Regulatory Pressures
Red tape is coming! Policymakers and governments across the globe are tightening the scew around privacy and data laws. For a field centred around protecting the same, cybersecurity professionals will have to work on adapting their processes and workflows to match the changing legal requirements.
In Australia, the Australian Signals Directorate (ASD) and the Office of the Australian Information Commissioner (OAIC) are getting more active in their approach. This would translate into more stringent security measures, regular risk assessments, increased accountability and more government oversight. Cybersecurity professionals will be an integral cog in the larger scheme of things, ensuring that companies stay ahead of the curve to avoid litigation and fines.
Geopolitical Dimensions
Cyberwarfare has become another pawn in the global game of geopolitical chess. While there are obvious use cases in espionage, state-sponsored cyberattacks are also gathering momentum. These are devised to disrupt critical infrastructure and damage operations. A good example would be Stuxnet, a malware used to cause damage to the computer-controlled nuclear centrifuges based in Iran.

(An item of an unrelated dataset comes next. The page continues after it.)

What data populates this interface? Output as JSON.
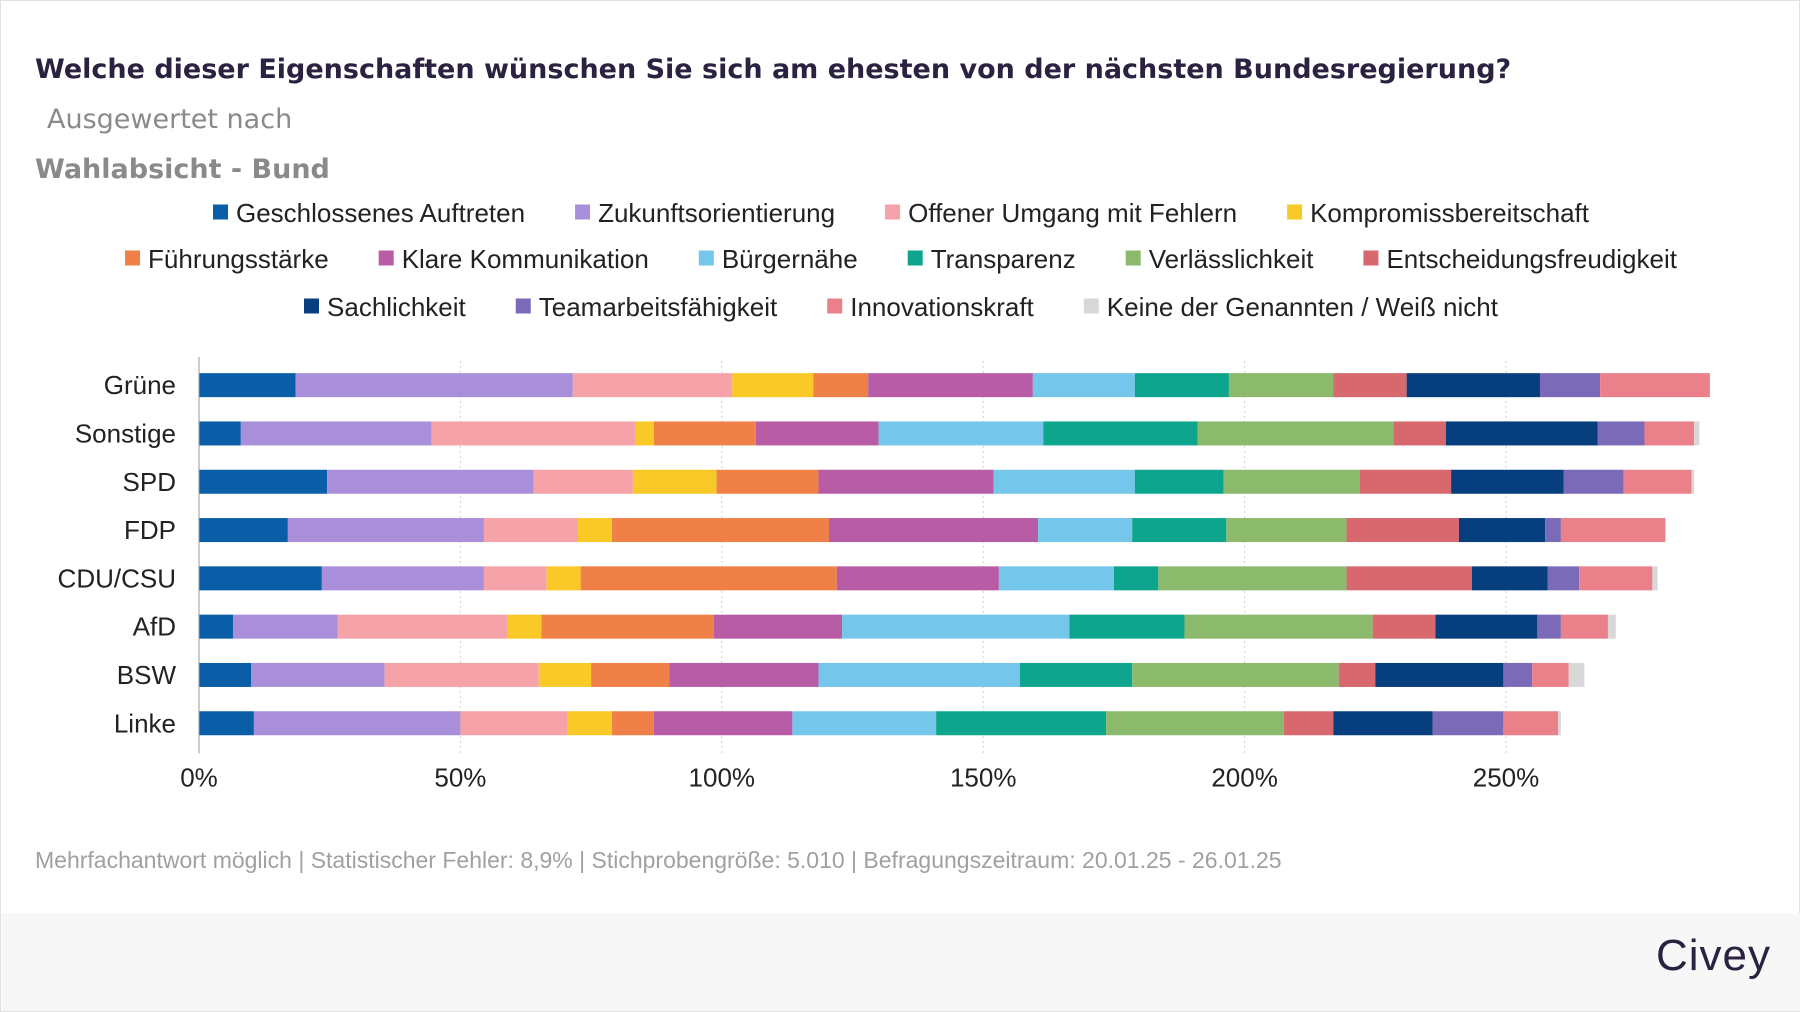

AI-generated content could also soon proliferate our social media feeds, with the intent of spreading misinformation and chaos in a particular country or region. We could soon start seeing governments across the globe be more vigilant and employ defensive measures to blunt such attacks. This would also increase the demand for local cybersecurity talent.
Change is the only constant in the world of cybersecurity at the moment. Rapidly evolving AI models are making all predictions redundant. While AI has beefed up the defence of sensitive data, it has also empowered cyberattackers with sophisticated tools. Increasing deployment of IoT devices, remote work teams and cloud computing has increased the risk profile of vulnerable individuals and companies. Regulatory pressure and surveillance activity are set to rise. Cyberwarfare has also cemented itself as a powerful geopolitical tool. The promising job prospects for future professionals offer a silver lining.